Jamal Simmons: Education and retraining are going to be critical. Some people will be going to a four year university or a two year community colleges. Some people will be going on line for training, that’s the benefit for broadband internet access. There will be a variety of ways for people have to access the training and the new skills they are going to need. Bill Gates gave a testimony a couple years ago where he said there will be 2.5 million technology jobs will be created in the United States over the next few years, but every year we have fewer and fewer people graduating with technology, science, Math and engineering degrees. What we have to do as a community is to get prepared. Nobody wants the jobs to be sent overseas or offshored.
HG: I know many young people today have never heard of the Black Wall Street that flourished in the early 1900s in Oklahoma. That came about through entrepreneurship and a determination to rise above their circumstances.
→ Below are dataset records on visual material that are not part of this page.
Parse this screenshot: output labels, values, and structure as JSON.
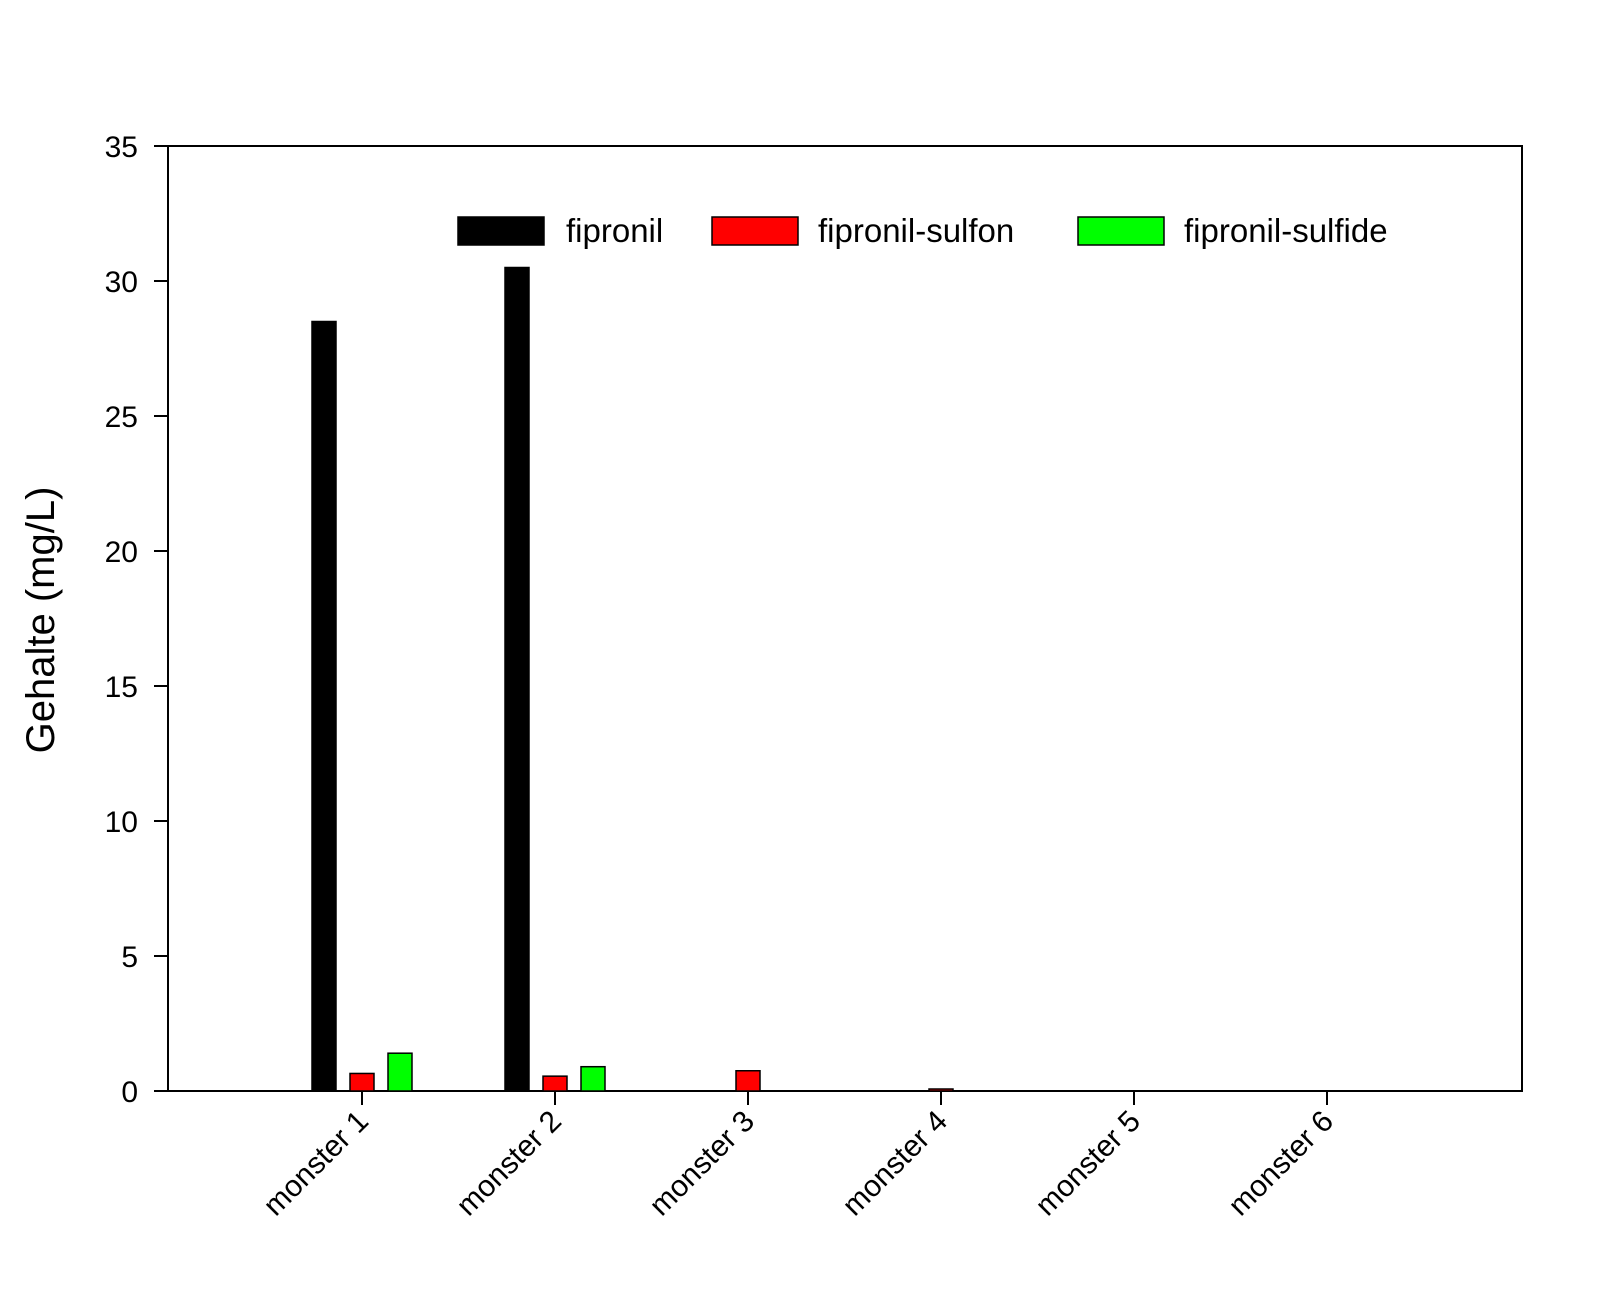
{
  "chart_data": {
    "type": "bar",
    "title": "",
    "xlabel": "",
    "ylabel": "Gehalte (mg/L)",
    "ylim": [
      0,
      35
    ],
    "yticks": [
      0,
      5,
      10,
      15,
      20,
      25,
      30,
      35
    ],
    "grid": false,
    "legend_position": "top-right",
    "categories": [
      "monster 1",
      "monster 2",
      "monster 3",
      "monster 4",
      "monster 5",
      "monster 6"
    ],
    "series": [
      {
        "name": "fipronil",
        "color": "#000000",
        "values": [
          28.5,
          30.5,
          0,
          0,
          0,
          0
        ]
      },
      {
        "name": "fipronil-sulfon",
        "color": "#ff0000",
        "values": [
          0.65,
          0.55,
          0.75,
          0.05,
          0,
          0
        ]
      },
      {
        "name": "fipronil-sulfide",
        "color": "#00ff00",
        "values": [
          1.4,
          0.9,
          0,
          0,
          0,
          0
        ]
      }
    ]
  }
}
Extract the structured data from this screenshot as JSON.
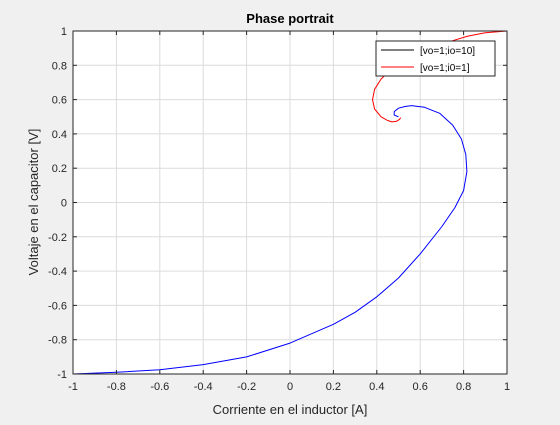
{
  "chart_data": {
    "type": "line",
    "title": "Phase portrait",
    "xlabel": "Corriente en el inductor [A]",
    "ylabel": "Voltaje en el capacitor [V]",
    "xlim": [
      -1,
      1
    ],
    "ylim": [
      -1,
      1
    ],
    "xticks": [
      -1,
      -0.8,
      -0.6,
      -0.4,
      -0.2,
      0,
      0.2,
      0.4,
      0.6,
      0.8,
      1
    ],
    "yticks": [
      -1,
      -0.8,
      -0.6,
      -0.4,
      -0.2,
      0,
      0.2,
      0.4,
      0.6,
      0.8,
      1
    ],
    "xtick_labels": [
      "-1",
      "-0.8",
      "-0.6",
      "-0.4",
      "-0.2",
      "0",
      "0.2",
      "0.4",
      "0.6",
      "0.8",
      "1"
    ],
    "ytick_labels": [
      "-1",
      "-0.8",
      "-0.6",
      "-0.4",
      "-0.2",
      "0",
      "0.2",
      "0.4",
      "0.6",
      "0.8",
      "1"
    ],
    "grid": true,
    "legend_position": "top-right",
    "legend": [
      {
        "label": "[vo=1;io=10]",
        "color": "#000000"
      },
      {
        "label": "[vo=1;i0=1]",
        "color": "#ff0000"
      }
    ],
    "series": [
      {
        "color": "#0000ff",
        "points": [
          [
            -1,
            -1
          ],
          [
            -0.8,
            -0.99
          ],
          [
            -0.6,
            -0.975
          ],
          [
            -0.4,
            -0.945
          ],
          [
            -0.2,
            -0.9
          ],
          [
            0,
            -0.82
          ],
          [
            0.2,
            -0.71
          ],
          [
            0.3,
            -0.64
          ],
          [
            0.4,
            -0.55
          ],
          [
            0.5,
            -0.44
          ],
          [
            0.6,
            -0.3
          ],
          [
            0.7,
            -0.14
          ],
          [
            0.76,
            -0.03
          ],
          [
            0.8,
            0.07
          ],
          [
            0.815,
            0.18
          ],
          [
            0.81,
            0.28
          ],
          [
            0.79,
            0.37
          ],
          [
            0.75,
            0.45
          ],
          [
            0.69,
            0.52
          ],
          [
            0.62,
            0.555
          ],
          [
            0.56,
            0.565
          ],
          [
            0.53,
            0.56
          ],
          [
            0.5,
            0.55
          ],
          [
            0.48,
            0.53
          ],
          [
            0.48,
            0.51
          ],
          [
            0.5,
            0.5
          ]
        ]
      },
      {
        "color": "#ff0000",
        "points": [
          [
            1,
            1
          ],
          [
            0.9,
            0.99
          ],
          [
            0.82,
            0.97
          ],
          [
            0.74,
            0.94
          ],
          [
            0.65,
            0.9
          ],
          [
            0.55,
            0.845
          ],
          [
            0.47,
            0.78
          ],
          [
            0.42,
            0.72
          ],
          [
            0.39,
            0.66
          ],
          [
            0.38,
            0.6
          ],
          [
            0.39,
            0.545
          ],
          [
            0.42,
            0.5
          ],
          [
            0.45,
            0.478
          ],
          [
            0.47,
            0.47
          ],
          [
            0.49,
            0.473
          ],
          [
            0.505,
            0.485
          ],
          [
            0.51,
            0.495
          ]
        ]
      }
    ]
  }
}
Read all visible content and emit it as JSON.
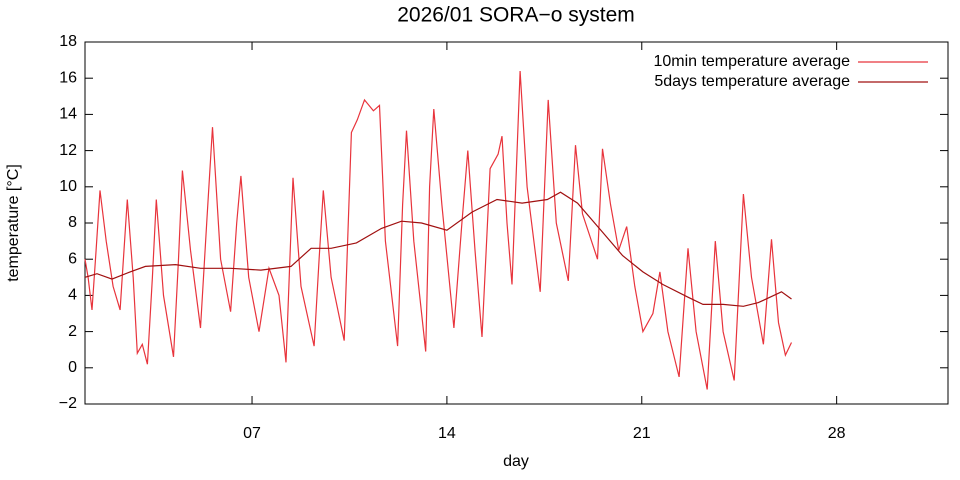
{
  "chart_data": {
    "type": "line",
    "title": "2026/01 SORA−o system",
    "xlabel": "day",
    "ylabel": "temperature [°C]",
    "xlim": [
      1,
      32
    ],
    "xticks": [
      {
        "value": 7,
        "label": "07"
      },
      {
        "value": 14,
        "label": "14"
      },
      {
        "value": 21,
        "label": "21"
      },
      {
        "value": 28,
        "label": "28"
      }
    ],
    "ylim": [
      -2,
      18
    ],
    "yticks": [
      {
        "value": -2,
        "label": "−2"
      },
      0,
      2,
      4,
      6,
      8,
      10,
      12,
      14,
      16,
      18
    ],
    "legend": "top-right",
    "series": [
      {
        "name": "10min temperature average",
        "color": "#e8343c",
        "x": [
          1.0,
          1.11,
          1.25,
          1.4,
          1.54,
          1.76,
          2.01,
          2.26,
          2.52,
          2.73,
          2.88,
          3.06,
          3.24,
          3.42,
          3.56,
          3.82,
          4.18,
          4.36,
          4.5,
          4.79,
          5.15,
          5.37,
          5.58,
          5.87,
          6.23,
          6.45,
          6.6,
          6.88,
          7.25,
          7.61,
          7.97,
          8.22,
          8.36,
          8.47,
          8.76,
          9.23,
          9.41,
          9.56,
          9.84,
          10.31,
          10.57,
          10.78,
          11.04,
          11.36,
          11.58,
          11.79,
          12.23,
          12.41,
          12.55,
          12.81,
          13.24,
          13.38,
          13.53,
          13.82,
          14.25,
          14.54,
          14.75,
          15.01,
          15.26,
          15.55,
          15.84,
          15.98,
          16.16,
          16.34,
          16.63,
          16.88,
          17.35,
          17.64,
          17.93,
          18.36,
          18.62,
          18.87,
          19.41,
          19.59,
          19.88,
          20.17,
          20.46,
          20.75,
          21.04,
          21.4,
          21.65,
          21.94,
          22.34,
          22.66,
          22.95,
          23.35,
          23.64,
          23.92,
          24.32,
          24.65,
          24.94,
          25.37,
          25.66,
          25.91,
          26.16,
          26.38
        ],
        "values": [
          6.0,
          5.0,
          3.2,
          6.5,
          9.8,
          7.0,
          4.5,
          3.2,
          9.3,
          5.0,
          0.8,
          1.3,
          0.2,
          5.0,
          9.3,
          4.0,
          0.6,
          6.0,
          10.9,
          6.5,
          2.2,
          8.0,
          13.3,
          6.0,
          3.1,
          8.0,
          10.6,
          5.0,
          2.0,
          5.5,
          4.0,
          0.3,
          6.0,
          10.5,
          4.5,
          1.2,
          6.0,
          9.8,
          5.0,
          1.5,
          13.0,
          13.7,
          14.8,
          14.2,
          14.5,
          7.0,
          1.2,
          9.0,
          13.1,
          7.0,
          0.9,
          10.0,
          14.3,
          9.0,
          2.2,
          8.0,
          12.0,
          6.5,
          1.7,
          11.0,
          11.8,
          12.8,
          8.0,
          4.6,
          16.4,
          10.0,
          4.2,
          14.8,
          8.0,
          4.8,
          12.3,
          8.5,
          6.0,
          12.1,
          9.0,
          6.5,
          7.8,
          4.5,
          2.0,
          3.0,
          5.3,
          2.0,
          -0.5,
          6.6,
          2.0,
          -1.2,
          7.0,
          2.0,
          -0.7,
          9.6,
          5.0,
          1.3,
          7.1,
          2.5,
          0.7,
          1.4
        ]
      },
      {
        "name": "5days temperature average",
        "color": "#a01010",
        "x": [
          1.0,
          1.43,
          1.97,
          2.62,
          3.17,
          4.25,
          5.15,
          6.23,
          7.32,
          8.4,
          9.12,
          9.84,
          10.75,
          11.65,
          12.37,
          13.09,
          14.0,
          14.9,
          15.8,
          16.7,
          17.61,
          18.08,
          18.69,
          19.59,
          20.31,
          21.04,
          21.76,
          22.66,
          23.2,
          23.92,
          24.65,
          25.19,
          26.02,
          26.38
        ],
        "values": [
          5.0,
          5.2,
          4.9,
          5.3,
          5.6,
          5.7,
          5.5,
          5.5,
          5.4,
          5.6,
          6.6,
          6.6,
          6.9,
          7.7,
          8.1,
          8.0,
          7.6,
          8.6,
          9.3,
          9.1,
          9.3,
          9.7,
          9.1,
          7.5,
          6.2,
          5.3,
          4.6,
          3.9,
          3.5,
          3.5,
          3.4,
          3.6,
          4.2,
          3.8
        ]
      }
    ]
  }
}
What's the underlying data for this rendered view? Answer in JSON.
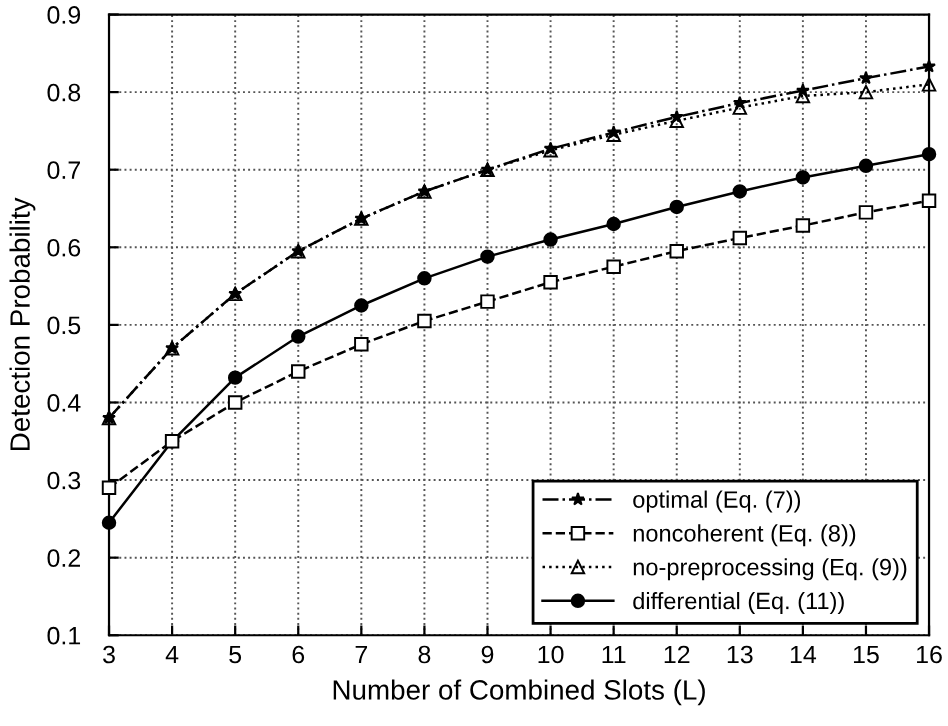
{
  "chart_data": {
    "type": "line",
    "xlabel": "Number of Combined Slots (L)",
    "ylabel": "Detection Probability",
    "x": [
      3,
      4,
      5,
      6,
      7,
      8,
      9,
      10,
      11,
      12,
      13,
      14,
      15,
      16
    ],
    "series": [
      {
        "name": "optimal (Eq. (7))",
        "color": "#000000",
        "marker": "star",
        "line_style": "dashdot",
        "values": [
          0.38,
          0.47,
          0.54,
          0.595,
          0.637,
          0.672,
          0.7,
          0.727,
          0.748,
          0.768,
          0.786,
          0.802,
          0.818,
          0.833
        ]
      },
      {
        "name": "noncoherent (Eq. (8))",
        "color": "#000000",
        "marker": "square",
        "line_style": "dashed",
        "values": [
          0.29,
          0.35,
          0.4,
          0.44,
          0.475,
          0.505,
          0.53,
          0.555,
          0.575,
          0.595,
          0.612,
          0.628,
          0.645,
          0.66
        ]
      },
      {
        "name": "no-preprocessing (Eq. (9))",
        "color": "#000000",
        "marker": "triangle",
        "line_style": "dotted",
        "values": [
          0.38,
          0.47,
          0.54,
          0.595,
          0.637,
          0.672,
          0.7,
          0.725,
          0.745,
          0.763,
          0.78,
          0.795,
          0.8,
          0.81
        ]
      },
      {
        "name": "differential (Eq. (11))",
        "color": "#000000",
        "marker": "circle",
        "line_style": "solid",
        "values": [
          0.245,
          0.35,
          0.432,
          0.485,
          0.525,
          0.56,
          0.588,
          0.61,
          0.63,
          0.652,
          0.672,
          0.69,
          0.705,
          0.72
        ]
      }
    ],
    "xlim": [
      3,
      16
    ],
    "xticks": [
      3,
      4,
      5,
      6,
      7,
      8,
      9,
      10,
      11,
      12,
      13,
      14,
      15,
      16
    ],
    "ylim": [
      0.1,
      0.9
    ],
    "yticks": [
      0.1,
      0.2,
      0.3,
      0.4,
      0.5,
      0.6,
      0.7,
      0.8,
      0.9
    ],
    "grid": true,
    "legend": "bottom right"
  }
}
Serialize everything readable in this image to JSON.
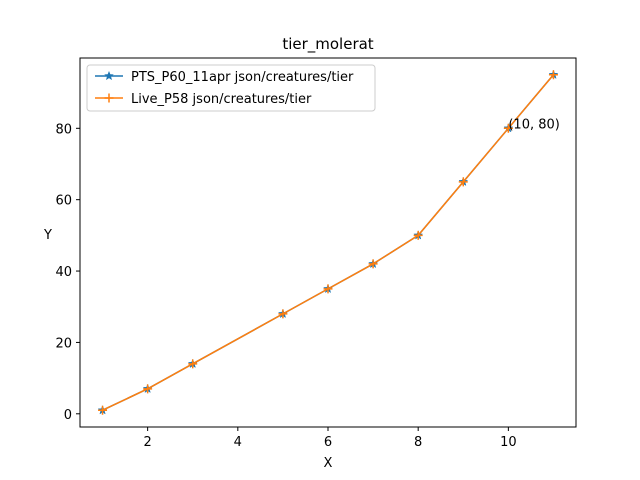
{
  "chart_data": {
    "type": "line",
    "title": "tier_molerat",
    "xlabel": "X",
    "ylabel": "Y",
    "xlim": [
      0.5,
      11.5
    ],
    "ylim": [
      -3.7,
      99.7
    ],
    "xticks": [
      2,
      4,
      6,
      8,
      10
    ],
    "yticks": [
      0,
      20,
      40,
      60,
      80
    ],
    "grid": false,
    "legend_position": "top-left",
    "series": [
      {
        "name": "PTS_P60_11apr json/creatures/tier",
        "color": "#1f77b4",
        "marker": "star",
        "x": [
          1,
          2,
          3,
          5,
          6,
          7,
          8,
          9,
          10,
          11
        ],
        "y": [
          1,
          7,
          14,
          28,
          35,
          42,
          50,
          65,
          80,
          95
        ]
      },
      {
        "name": "Live_P58 json/creatures/tier",
        "color": "#ff7f0e",
        "marker": "plus",
        "x": [
          1,
          2,
          3,
          5,
          6,
          7,
          8,
          9,
          10,
          11
        ],
        "y": [
          1,
          7,
          14,
          28,
          35,
          42,
          50,
          65,
          80,
          95
        ]
      }
    ],
    "annotations": [
      {
        "text": "(10, 80)",
        "x": 10,
        "y": 80
      }
    ]
  }
}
How would broadband expansion and what your organization does help young people, any of whom are unemployed today, reinvent themselves and possibly start their own businesses:
Jamal Simmons: What’s great about broadband and technology is that it lowers the barriers to entry in some many economic spheres. A young person with a good idea can buy a website, have a cell phone and a wireless connection can start a company. It doesn’t take that much money. They can take that idea and go on the internet and take it globally. I have some friends who started a shoe company and they took it online because they found they could make more money and reach more people across the world than if they had a brick and mortar store. That’s the world that we are moving into. Young people who are coming up in their teens and 20s will know a lot more about how to use technology than someone in their 40s.
The interview resonated with me on so many levels because in many ways, the crisis we face in the black community will take a complete paradigm shift and the same level of innovation and determination the people who made the Black Wall Street in Oklahoma flourish possessed. Broadband is an important step in this direction. There are so many things that we can do with technology — communicate with your doctor, watch the Sunday service at your church, attend a college or university, or even a trade school, do your banking, watch videos, sell products & services, support a cause in another country, read the news, telecommute and so on. Technology affects every area of our lives. The sooner we embrace technology and use it to learn new skills to launch a new career, the quicker we will see an end to outsourcing of jobs and have a more technologically savvy population. Just think back to how limited you were in the 1980s without a cell phone and high speed internet connections? With that said, our best days are ahead of us. Go ahead, embrace technology and please support the Internet Innovation Alliance and the great work they are doing.